Kawasaki disease, also called muco-cuta-meous lymph node syndrome (MCLS), is acute febrile rash disease in children characterized by systemic vasculitis. Kawasaki disease is one of the factor of acquired cardiovascular disease in children, and even greater than the risk of rheumatic fever in many places.

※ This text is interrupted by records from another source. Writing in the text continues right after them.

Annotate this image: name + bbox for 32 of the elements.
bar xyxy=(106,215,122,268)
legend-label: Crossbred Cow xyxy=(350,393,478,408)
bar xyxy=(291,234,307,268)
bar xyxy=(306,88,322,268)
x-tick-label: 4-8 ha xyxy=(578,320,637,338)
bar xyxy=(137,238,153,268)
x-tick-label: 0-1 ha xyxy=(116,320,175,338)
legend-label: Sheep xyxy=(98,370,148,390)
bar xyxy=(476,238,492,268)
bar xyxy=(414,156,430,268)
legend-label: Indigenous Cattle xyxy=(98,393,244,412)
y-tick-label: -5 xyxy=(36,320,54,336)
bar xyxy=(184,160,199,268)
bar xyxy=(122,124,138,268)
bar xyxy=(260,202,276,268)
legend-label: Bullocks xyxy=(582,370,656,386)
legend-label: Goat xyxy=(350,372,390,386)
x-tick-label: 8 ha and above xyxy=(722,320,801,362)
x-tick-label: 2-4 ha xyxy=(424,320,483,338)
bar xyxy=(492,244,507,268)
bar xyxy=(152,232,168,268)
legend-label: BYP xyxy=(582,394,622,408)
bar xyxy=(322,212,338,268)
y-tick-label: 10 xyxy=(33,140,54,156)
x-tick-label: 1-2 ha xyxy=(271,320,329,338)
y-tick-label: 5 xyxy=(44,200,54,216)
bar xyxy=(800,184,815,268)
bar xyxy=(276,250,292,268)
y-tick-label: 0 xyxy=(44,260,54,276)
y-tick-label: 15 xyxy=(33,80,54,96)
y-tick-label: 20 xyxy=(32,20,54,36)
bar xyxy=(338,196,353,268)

According to pathomorphology, Kawasaki disease can be divided into four phases :
Period Ⅰ: about 1 ~ 2 weeks, which is characterized as follows:
Phase Ⅱ: About 2 to 4 weeks, which is characterized as follows:
Period Ⅲ: About 4 to 7 weeks, which is characterized as follows:
Stage Ⅳ: About seven weeks or more, vascular changes of acute inflammation are mostly gone, replaced by middle-artery thrombosis, obstruction, intimal thickening, as well as the emergence of aneurysm scar formation. On the distribution of arterial disease can be divided into:
In addition to vasculitis, the pathology also involves a variety of organs, especially in interstitial myocarditis, pericarditis and endocarditis the most significant conduction system can be affected, often at stage Ⅰ disease cause death. To the first Ⅱ, Ⅳ period common variant of ischemic heart disease, myocardial infarction can be fatal. Aneurysm rupture and there is myocarditis stage Ⅱ, Ⅲ important cause of death.

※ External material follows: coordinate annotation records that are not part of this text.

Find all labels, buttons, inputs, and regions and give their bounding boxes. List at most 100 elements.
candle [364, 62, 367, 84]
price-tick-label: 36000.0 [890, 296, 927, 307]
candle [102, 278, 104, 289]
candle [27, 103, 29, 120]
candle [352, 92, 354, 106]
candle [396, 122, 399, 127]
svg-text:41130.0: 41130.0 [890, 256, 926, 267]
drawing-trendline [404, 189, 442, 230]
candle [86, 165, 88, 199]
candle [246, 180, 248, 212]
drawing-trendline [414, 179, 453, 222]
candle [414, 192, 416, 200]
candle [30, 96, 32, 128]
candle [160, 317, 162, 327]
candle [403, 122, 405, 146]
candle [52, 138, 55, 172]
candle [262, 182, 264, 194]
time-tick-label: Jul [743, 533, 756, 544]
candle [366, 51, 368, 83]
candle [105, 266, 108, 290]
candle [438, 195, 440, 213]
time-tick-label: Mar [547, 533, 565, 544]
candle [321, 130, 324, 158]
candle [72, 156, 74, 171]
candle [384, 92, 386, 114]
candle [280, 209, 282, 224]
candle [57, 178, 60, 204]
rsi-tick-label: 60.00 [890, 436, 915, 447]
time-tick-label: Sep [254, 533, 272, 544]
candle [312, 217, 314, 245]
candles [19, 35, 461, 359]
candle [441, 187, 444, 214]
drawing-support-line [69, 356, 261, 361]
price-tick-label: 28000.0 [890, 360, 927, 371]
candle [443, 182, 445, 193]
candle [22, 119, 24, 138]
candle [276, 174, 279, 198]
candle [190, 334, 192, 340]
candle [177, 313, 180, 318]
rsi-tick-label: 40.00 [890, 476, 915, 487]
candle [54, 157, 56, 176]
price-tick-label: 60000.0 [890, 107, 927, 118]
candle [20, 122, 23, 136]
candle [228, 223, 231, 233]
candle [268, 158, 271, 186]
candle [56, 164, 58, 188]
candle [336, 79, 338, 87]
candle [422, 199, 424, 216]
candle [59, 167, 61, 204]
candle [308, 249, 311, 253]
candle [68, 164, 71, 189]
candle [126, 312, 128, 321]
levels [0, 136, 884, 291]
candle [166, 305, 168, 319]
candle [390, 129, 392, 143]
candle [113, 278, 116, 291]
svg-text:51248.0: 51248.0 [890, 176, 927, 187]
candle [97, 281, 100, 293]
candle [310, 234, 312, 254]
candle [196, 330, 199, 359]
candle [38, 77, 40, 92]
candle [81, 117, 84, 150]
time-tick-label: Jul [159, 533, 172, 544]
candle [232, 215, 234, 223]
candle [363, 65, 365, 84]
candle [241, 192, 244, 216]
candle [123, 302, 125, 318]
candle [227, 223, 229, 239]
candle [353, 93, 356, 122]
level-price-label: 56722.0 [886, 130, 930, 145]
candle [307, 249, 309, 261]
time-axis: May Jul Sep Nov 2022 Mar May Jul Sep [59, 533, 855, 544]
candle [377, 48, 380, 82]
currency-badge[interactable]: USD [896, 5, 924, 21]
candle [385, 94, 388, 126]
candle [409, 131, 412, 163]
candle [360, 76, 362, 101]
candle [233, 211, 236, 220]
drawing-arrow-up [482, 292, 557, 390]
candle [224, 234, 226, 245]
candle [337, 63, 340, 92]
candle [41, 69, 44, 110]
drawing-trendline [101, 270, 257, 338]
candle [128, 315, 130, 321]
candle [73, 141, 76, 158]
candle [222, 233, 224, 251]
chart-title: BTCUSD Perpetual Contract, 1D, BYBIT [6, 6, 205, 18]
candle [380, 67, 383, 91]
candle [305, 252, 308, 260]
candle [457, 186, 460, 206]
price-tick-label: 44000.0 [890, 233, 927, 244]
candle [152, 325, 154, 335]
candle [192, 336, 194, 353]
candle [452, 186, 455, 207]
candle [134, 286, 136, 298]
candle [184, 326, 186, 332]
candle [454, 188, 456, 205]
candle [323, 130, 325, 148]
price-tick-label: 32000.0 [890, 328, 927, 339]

Kawasaki disease is very similar to infantile rationale polyarteritis nodosa. In addition to coronary artery or pulmonary artery aneurysm and thrombosis, the aorta and pulmonary artery or conduit, such as changes in both intima. Fluorescent antibody examination showed heart, spleen, lymph nodes of the arterial wall are composed of immunoglobulin IgG. Cervical lymph node and skin absorption can occur vasculitis, with necrosis of small vessels fiber. There is a high degree of shrinkage of the thymus, heart weight increased, the expansion of ventricular hypertrophy, liver steatosis and mild hyperemia and follicular lymph nodes increased. However, there was no significant glomerular lesions.